The real cheat will begin once you have had enough confidence. People will be defrauded here because they are willing to shop in the place we set up. "The attacker can isolate you from the Bitcoin network and use Bitcoin on their fork. With this, they can trick you into thinking that you have received payments." The infrastructure described here will be prepared. And BTC will be sold in large quantities. People will think that they are receiving BTC payments on the fork bitcoin network. The country will be abandoned after the crash is over.

How much budget is needed for such an attack?

Only in this scenario will the victim think the process has been verified. All transactions will go through our network. Bitcoin will think he gets paid when he looks at his wallet.

Also the system will work through our DNS addresses.
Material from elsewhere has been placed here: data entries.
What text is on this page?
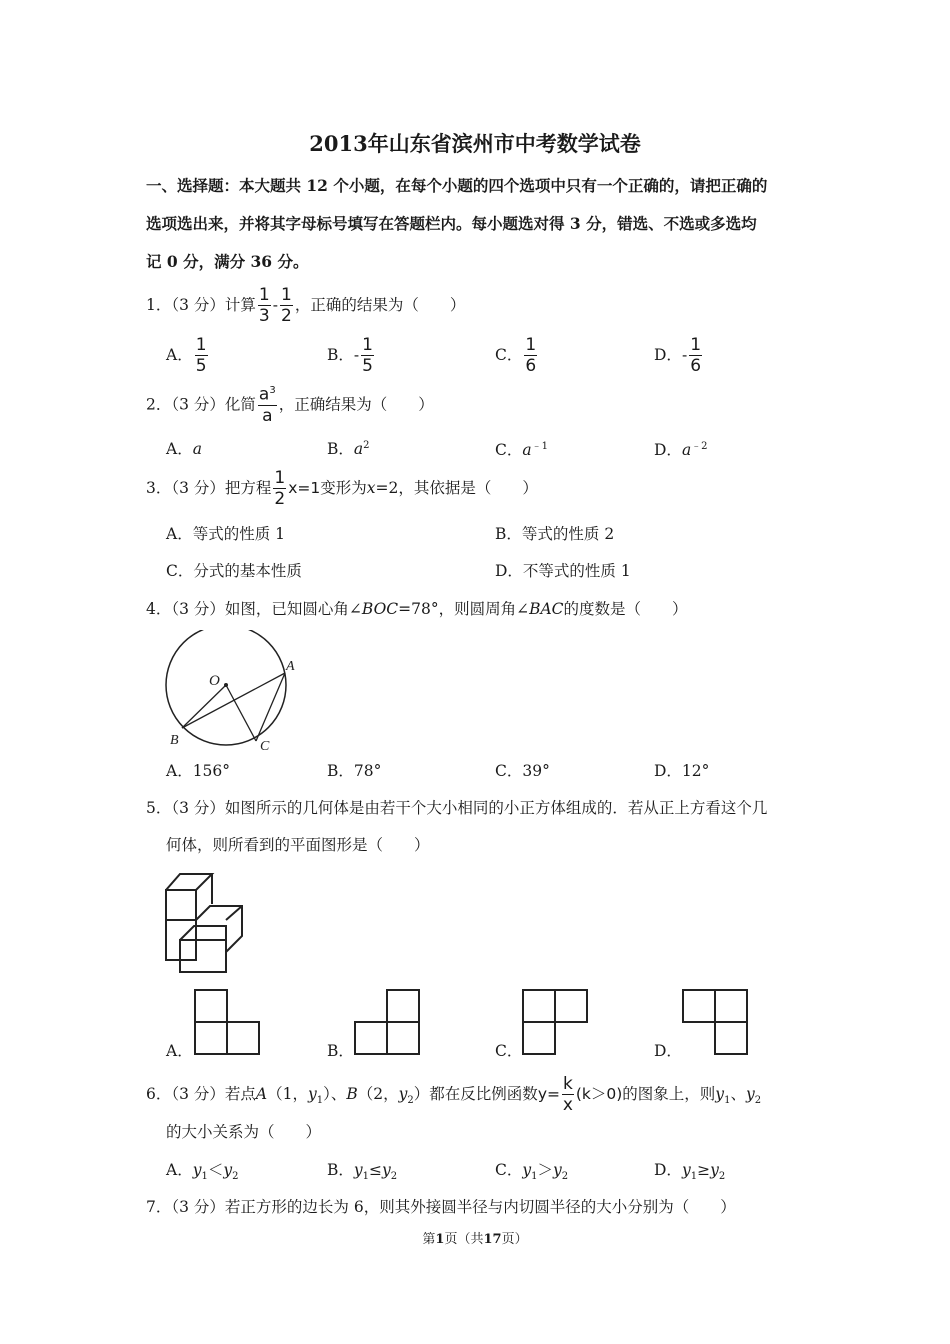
2013年山东省滨州市中考数学试卷
一、选择题：本大题共 12 个小题，在每个小题的四个选项中只有一个正确的，请把正确的
选项选出来，并将其字母标号填写在答题栏内。每小题选对得 3 分，错选、不选或多选均
记 0 分，满分 36 分。
1．（3 分）计算 $\frac{1}{3} - \frac{1}{2}$ ，正确的结果为（　　）
A． $\frac{1}{5}$	B．- $\frac{1}{5}$	C． $\frac{1}{6}$	D．- $\frac{1}{6}$
2．（3 分）化简 $\frac{a^3}{a}$ ，正确结果为（　　）
A．a	B．$a^2$	C．$a^{﹣1}$	D．$a^{﹣2}$
3．（3 分）把方程 $\frac{1}{2} x=1$变形为x=2，其依据是（　　）
A．等式的性质 1	B．等式的性质 2
C．分式的基本性质	D．不等式的性质 1
4．（3 分）如图，已知圆心角∠BOC=78°，则圆周角∠BAC的度数是（　　）
O
A
B	C
A．156°	B．78°	C．39°	D．12°
5．（3 分）如图所示的几何体是由若干个大小相同的小正方体组成的．若从正上方看这个几
何体，则所看到的平面图形是（　　）
A．	B．	C．	D．
6．（3 分）若点A（1，$y_1$）、B（2，$y_2$）都在反比例函数$y= \frac{k}{x} (k>0)$的图象上，则$y_1$、$y_2$
的大小关系为（　　）
A．$y_1<y_2$	B．$y_1\le y_2$	C．$y_1>y_2$	D．$y_1\ge y_2$
7．（3 分）若正方形的边长为 6，则其外接圆半径与内切圆半径的大小分别为（　　）
第1页（共17页）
So when he wants to enter the popular sites used for Bitcoin, he will be connected to fork sites. If a site like blockchain.info wants to check the operation, it will appear as if the transaction has been approved because it has logged into our fork site.

The only problem here is that the victim wants to use his own mobile internet. Devices that weaken the mobile signal power can be used. So he will have to use our network.

Only if you have enough hash power to solve a block at the current difficulty in a reasonable amount of time. SPV wallets and Full Node wallets will all reject any invalid block you attempt to provide.

If you've got that much hash power, you can make a lot more money actually solving legitimate blocks and broadcasting them instead of solving fake blocks and then throwing the blocks away.